FireFox looks system like this:

  • Small scale services are the way to build large code bases. The rationale is large systems are built from small systems and building a large system from scratch almost always fails.
  • Tail tolerance is the new fault tolerance. WSCs must be fault tolerant, but predictable performance has become important as well. So tail tolerance is now a requirement. Results must be returned in a reliable and predictable amount of time. For programming techniques to achieve tail tolerance take a look at Google: Taming The Long Latency Tail - When More Machines Equals Worse Results. In hardware: a faster network, reduce per message overhead, partition resources (bandwidth, cores, caches, memories).
  • Moving towards a solid state dacenter. New conventional wisdom on memory hierarchy: fast DRAM buffers are moving closer to the processor, bulk memory will become NVRAM, disk is cold storage. 3D flash will replace 2D flash or there will be a new flash successor. Flash is pretty slow so they are assuming some new NVRAM technology will be available.
  • Data encrypted all the time. Data is never stored or transmitted in the clear.
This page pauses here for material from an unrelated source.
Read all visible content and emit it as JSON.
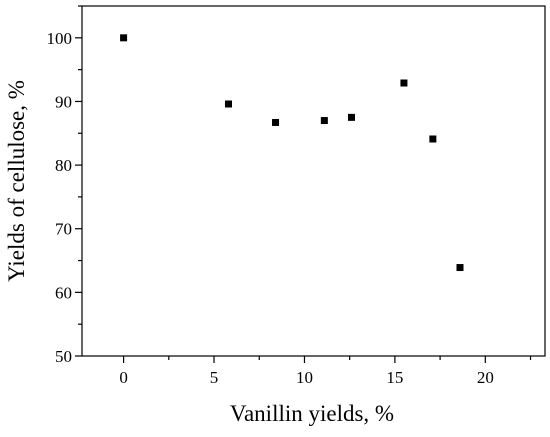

  • Moore's law is slowing to between 3 and 5+ years. Smaller from here on out costs more, so smaller transistors will be more expensive. By 2020 Moore's law is over. For memory scaling may still occur through 3D flash or new NVM, but for logic the game is over, CMOS is it. All innovation has to happen above the transistor level.
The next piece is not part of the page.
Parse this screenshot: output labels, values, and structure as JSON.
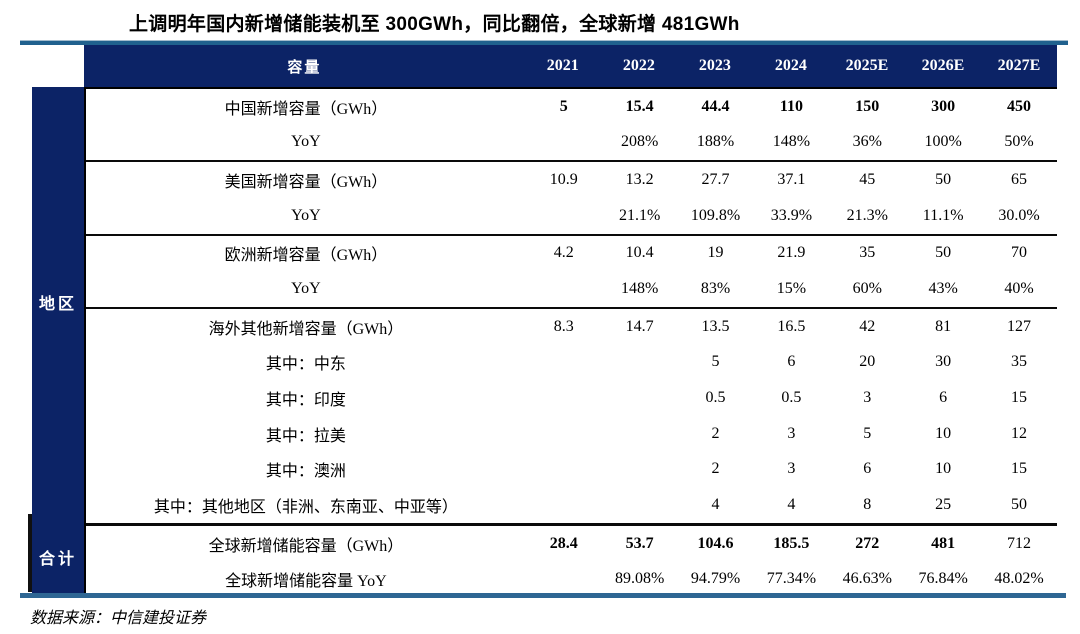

  • Custom hardware design is the new reality. If transistor scaling has stopped all the system improvements have to come from above the processor. It will require more specialized hardware to do more. For WSCs white boxes are at an end. To support SOA, tail tolerance/fault tolerance/detection/recovery/prediction of faults will require custom hardware, not off the shelf chips. Custom high radix switches, custom racks and cooling, System on a Chip (SoC) integrating processors & NIC. There's a large upswing in the number of hardware engineer jobs being advertised at datacenter companies. The upside is slower progress in transistor growth will allow more time for tool chains to catch up and allow for really customization. Chisel, for example, is an open-source hardware construction language developed at UC Berkeley.
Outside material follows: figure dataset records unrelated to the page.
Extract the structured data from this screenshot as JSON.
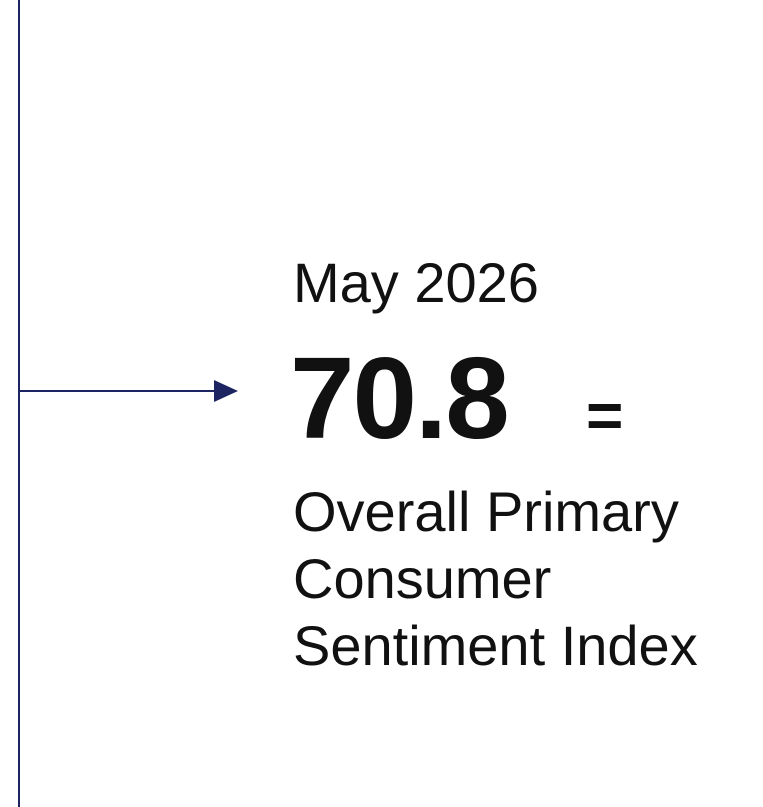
{
  "date": "May 2026",
  "value": 70.8,
  "indicator": "=",
  "label": "Overall Primary Consumer Sentiment Index"
}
  • Move to an open Instruction Set Architecture (ISA). There's not reason to be tied to AMD or Intel. It's just an interface. RISC-V is one example. 1st generation WSC used open-source software. 2nd generation WSC is using open-source hardware (OpenCompute) and OpenFlow API for networking. 3rd generation could be open-source chip design. They plan to release their FireBox WSC chip generator.
  • Message passing simplifies programming of large servers. It's a simple and consistent programming abstraction. Talking between any two cored will take ~100ns, 2X DRAM latency.

FireBox Overview:

  • 1000 sockets in a server. 100K cores in a server. These are individual System on Chips that have high bandwidth memory attached. Each socket has a logic chip plus associated high bandwidth DRAM right next to the CPU.
  • 100PB  NonVolatile Memory spread over up to 1000 memory modules.
  • Goal is to make the network invisible to software. It's all connected with integrated silicon photonics. Provides much greater bandwidth density than does electronics. All components are connected with terabit/second optical fibers with a huge switch in the middle that connects everything together.
  • The box is so big to reduce management costs, that is manage fewer boxes.
  • Goal is to support huge in-memory (NVM) databases directly. Current systems are not designed for this. Data has to be sharded across nodes and send messages to keep everything in consistent.
  • Rethinks how software talks to the network. No need to go to the device driver to get something done and modern processors are terrible at talking to IO. Bring the network right into the core and make it very low overhead to send and receive messages.
  • Custom SoC hardware implements the above features along with encryption. The only time data is being operated on in the clear is inside the SoC.
  • And it's all built with an open-source hardware generator.
  • Cores will be homogonous in order to simplify resource management. Specialization is provided by a suite of vector unit accelerators (not GPUs) around each core. Programs can operate directly on data in place without having to ship it somewhere else.

Obviously this is a complicated talk so viewing the source video is highly recommended. There are many more details in the talk.